Les étudiants m’ont demandé de retransmettre en direct l’agression, qui figure encore aujourd’hui sur le compte Instagram Faculty and Staff for Justice in Palestine Boylston Alley . De manière véritablement orwellienne, les os brisés de nos étudiants, les commotions cérébrales causées par les chocs contre les murs de briques de l’allée et les traumatismes qui en résultent ont été présentés comme nécessaires à la « sécurité » des étudiants. Je suis encore hanté par les images de la police semblant se préparer à la guerre contre un groupe de jeunes gens de conscience, qui demandaient simplement à l’institution à laquelle ils paient des frais de scolarité, de divulguer et de se désinvestir du génocide dans la bande de Gaza. J’ai vu ces agents armés de l’État battre et arrêter 118 étudiants et membres de la communauté. Lorsque tout a été terminé et que j’ai été escorté dans l’allée pour récupérer mes affaires, que j’avais laissées à la hâte dans un bâtiment voisin, j’ai vu la police du campus et la police de la ville et de l’État se donner des coups de poing, célébrant un travail bien fait.

J’ai adoré faire partie de la communauté Emerson et du programme que j’ai contribué à mettre en place en collaboration avec les étudiants, le corps enseignant, le personnel, les anciens élèves et le public qui remplissait les sièges chaque semaine. Dire que la série n’était pas « au cœur des programmes académiques » d’une école où près de la moitié des étudiants suivent des cursus liés au cinéma ne résiste pas à l’examen. Pendant plus de douze ans et demi, j’ai travaillé à pour faire en sorte que le cinéma d’Emerson soit un lieu accueillant où les étudiants et les membres de la communauté puissent exprimer librement leurs opinions, quel que soit leur milieu d’origine.

Le 1er avril 2025, j’ai intenté un procès  contre le collège pour avoir interféré avec mes droits à la liberté d’expression en violation de la loi du Massachusetts. J’espère qu’Emerson prend au sérieux la nécessité de protéger la liberté d’expression, comme le reflète sa devise : « Expression Necessary to Evolution » (Expression nécessaire à l’évolution). Si vous souhaitez soutenir mon combat, qui a des implications plus larges pour nous tous, veuillez envisager de faire un don pour couvrir mes frais d’avocat .  Je ne cesserai jamais de plaider pour une Palestine libre. C’est le travail de Tikkun Olam, de réparation du monde, que je suis appelé à faire en tant que juif et en tant qu’être humain témoin d’une immense souffrance. En ce moment même, Israël transforme la bande de Gaza en charnier et accélère son nettoyage ethnique de la Cisjordanie. Il est grand temps pour nous tous d’utiliser le pouvoir dont nous disposons pour mettre fin à ces horreurs. Si nos voix n’étaient pas puissantes, ils ne remueraient pas ciel et terre pour nous faire taire.
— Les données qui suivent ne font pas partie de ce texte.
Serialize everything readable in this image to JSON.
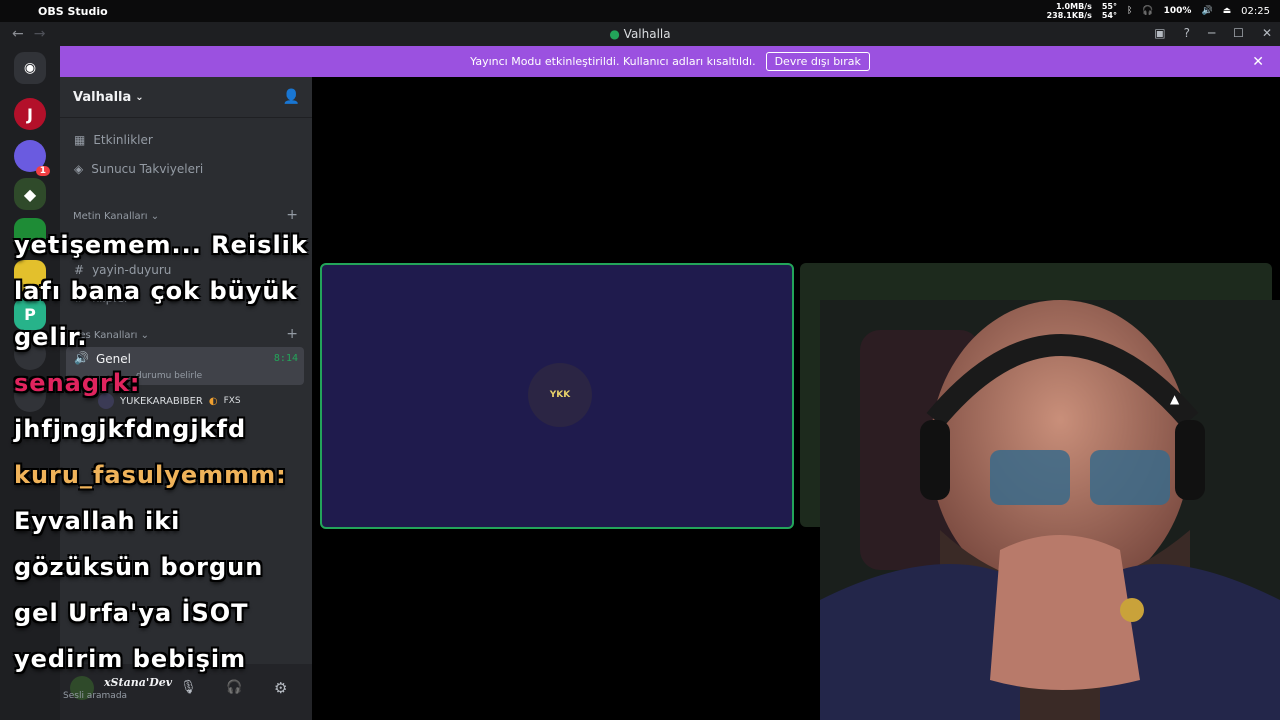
{
  "menubar": {
    "app_name": "OBS Studio",
    "net_up": "1.0MB/s",
    "net_down": "238.1KB/s",
    "temp_hi": "55°",
    "temp_lo": "54°",
    "battery": "100%",
    "clock": "02:25"
  },
  "window": {
    "title": "Valhalla"
  },
  "guilds": {
    "badge_count": "1"
  },
  "banner": {
    "message": "Yayıncı Modu etkinleştirildi. Kullanıcı adları kısaltıldı.",
    "disable_label": "Devre dışı bırak"
  },
  "sidebar": {
    "server_name": "Valhalla",
    "events": "Etkinlikler",
    "boosts": "Sunucu Takviyeleri",
    "text_category": "Metin Kanalları",
    "channels": [
      "yayin-duyuru",
      "klipler"
    ],
    "voice_category": "Ses Kanalları",
    "voice_channel": "Genel",
    "voice_timer": "8:14",
    "status_hint": "durumu belirle",
    "voice_member": "YUKEKARABIBER",
    "voice_member_tag": "FXS"
  },
  "user": {
    "name": "xStana'Dev",
    "status": "Sesli aramada"
  },
  "stage": {
    "tile_avatar_text": "YKK"
  },
  "overlay": {
    "lines": [
      {
        "text": "yetişemem... Reislik",
        "kind": "msg"
      },
      {
        "text": "lafı bana çok büyük",
        "kind": "msg"
      },
      {
        "text": "gelir.",
        "kind": "msg"
      },
      {
        "text": "senagrk:",
        "kind": "user1"
      },
      {
        "text": "jhfjngjkfdngjkfd",
        "kind": "msg"
      },
      {
        "text": "kuru_fasulyemmm:",
        "kind": "user2"
      },
      {
        "text": "Eyvallah iki",
        "kind": "msg"
      },
      {
        "text": "gözüksün borgun",
        "kind": "msg"
      },
      {
        "text": "gel Urfa'ya İSOT",
        "kind": "msg"
      },
      {
        "text": "yedirim bebişim",
        "kind": "msg"
      }
    ]
  },
  "colors": {
    "banner": "#9b51e0",
    "speaking_border": "#23a55a",
    "tile_bg": "#1f1b4d"
  }
}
Anna Feder a passé près de vingt ans dans l’enseignement supérieur, les douze dernières années à diriger la série Bright Lights Cinema, un programme d’expositions publiques gratuites qui mettait l’accent sur le cinéma de justice sociale à l’Emerson College de Boston. Son licenciement et l’annulation de sa série font aujourd’hui l’objet d’un procès qui affirme qu’Emerson a violé ses droits à la liberté d’expression. Elle travaille actuellement comme consultante auprès du Centre de défense de la liberté académique de l’Association américaine des professeurs d’université et lance un festival itinérant de cinéma sur la justice sociale intitulé Resistance of Vision.